Rückkehr zum menschlichen Maß
Man kann sich der Komplexität des Alltags nicht komplett entsagen. Aber man kann freiwillig zu einem menschlichen, also übersichtlichen Maß zurückkehren. Jeder muss für sich herausfinden, wie viel genug ist und wo zu viel beginnt. Es gibt Minimalisten, die mit weniger als 100 Dingen auskommen. Ich habe schon in meiner Küche mehr als 100, weil ich gerne und oft koche.
Materielle Dinge sollen dazu dienen, unsere essentiellen Bedürfnisse zu befriedigen und unser Leben zu erleichtern.
Luxus anno 2018: Zeit, Leichtigkeit und Spontanität
Den Sinn des Lebens und echtes Glück erfahren wir woanders: Durch intakte Beziehungen in der Partnerschaft, in der Familie und zu Freunden, durch soziales Engagement, durch finanzielle und persönliche Freiheit, durch Gesundheit und durch das, wofür wir brennen.
Für diese „weichen“ Faktoren ist wenig Besitz notwendig. Wir brauchen dafür Zeit und Aufmerksamkeit. Minimalismus hilft dabei, wieder selbst über unsere Zeit zu bestimmen.
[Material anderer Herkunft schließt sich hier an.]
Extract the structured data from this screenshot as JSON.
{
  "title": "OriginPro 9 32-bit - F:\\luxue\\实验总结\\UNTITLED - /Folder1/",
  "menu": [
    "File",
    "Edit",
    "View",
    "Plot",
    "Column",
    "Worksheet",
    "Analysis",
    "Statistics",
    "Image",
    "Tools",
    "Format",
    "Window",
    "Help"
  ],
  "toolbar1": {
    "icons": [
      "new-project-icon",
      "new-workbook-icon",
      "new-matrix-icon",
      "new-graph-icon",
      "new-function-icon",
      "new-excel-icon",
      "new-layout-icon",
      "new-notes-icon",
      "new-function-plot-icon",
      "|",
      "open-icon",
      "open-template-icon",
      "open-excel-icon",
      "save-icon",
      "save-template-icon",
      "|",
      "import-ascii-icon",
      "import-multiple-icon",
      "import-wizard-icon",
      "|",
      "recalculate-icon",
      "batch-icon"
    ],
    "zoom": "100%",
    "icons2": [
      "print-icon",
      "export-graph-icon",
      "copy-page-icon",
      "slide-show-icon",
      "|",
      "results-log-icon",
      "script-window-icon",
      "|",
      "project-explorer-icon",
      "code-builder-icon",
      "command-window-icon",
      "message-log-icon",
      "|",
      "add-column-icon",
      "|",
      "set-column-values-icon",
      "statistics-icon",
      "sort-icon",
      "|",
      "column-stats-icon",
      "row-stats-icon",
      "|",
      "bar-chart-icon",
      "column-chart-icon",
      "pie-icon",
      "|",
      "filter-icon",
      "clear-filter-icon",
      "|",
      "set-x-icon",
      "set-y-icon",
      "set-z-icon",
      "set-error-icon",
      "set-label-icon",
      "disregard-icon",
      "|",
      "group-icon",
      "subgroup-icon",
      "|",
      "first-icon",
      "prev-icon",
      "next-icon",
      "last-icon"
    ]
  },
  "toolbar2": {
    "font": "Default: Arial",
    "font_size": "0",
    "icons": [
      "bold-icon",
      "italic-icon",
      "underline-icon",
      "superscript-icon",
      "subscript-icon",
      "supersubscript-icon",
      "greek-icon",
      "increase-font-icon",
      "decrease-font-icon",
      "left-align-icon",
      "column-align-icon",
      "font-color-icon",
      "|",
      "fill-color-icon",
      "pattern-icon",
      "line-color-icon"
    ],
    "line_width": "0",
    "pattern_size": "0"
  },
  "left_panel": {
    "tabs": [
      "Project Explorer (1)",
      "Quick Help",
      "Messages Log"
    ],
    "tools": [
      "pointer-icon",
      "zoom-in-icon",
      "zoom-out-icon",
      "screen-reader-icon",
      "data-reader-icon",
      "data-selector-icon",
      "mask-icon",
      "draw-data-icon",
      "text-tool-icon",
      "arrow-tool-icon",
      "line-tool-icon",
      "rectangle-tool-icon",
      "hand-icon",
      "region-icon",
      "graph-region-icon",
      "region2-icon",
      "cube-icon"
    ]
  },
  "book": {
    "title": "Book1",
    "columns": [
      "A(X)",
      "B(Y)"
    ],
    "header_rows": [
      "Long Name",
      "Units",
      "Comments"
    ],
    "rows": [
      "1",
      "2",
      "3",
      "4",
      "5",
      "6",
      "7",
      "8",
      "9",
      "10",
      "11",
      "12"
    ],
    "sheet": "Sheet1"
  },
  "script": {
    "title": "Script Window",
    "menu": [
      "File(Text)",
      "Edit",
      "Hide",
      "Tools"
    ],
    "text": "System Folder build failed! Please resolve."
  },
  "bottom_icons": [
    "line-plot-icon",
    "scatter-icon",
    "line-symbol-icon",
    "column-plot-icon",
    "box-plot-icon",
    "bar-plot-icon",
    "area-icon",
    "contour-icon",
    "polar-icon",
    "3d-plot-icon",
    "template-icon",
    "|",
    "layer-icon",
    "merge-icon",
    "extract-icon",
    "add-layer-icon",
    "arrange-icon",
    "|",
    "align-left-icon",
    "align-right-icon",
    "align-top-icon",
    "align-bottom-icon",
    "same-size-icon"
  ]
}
Dann können wir es uns sogar leisten, manchmal ohne Plan und Ziel in den Tag hinein zu leben. Das führt zu mehr Leichtigkeit und gibt Platz für Spontanität. Welch Luxus! In der heutigen Ära des Zeitmangels und der Gehetztheit zählen Zeithaben, Leichtigkeit und Spontanität zu den wertvollsten Gütern.
Hallo,
guter Artikel, aber was kann „finanzielle Freiheit“ sein?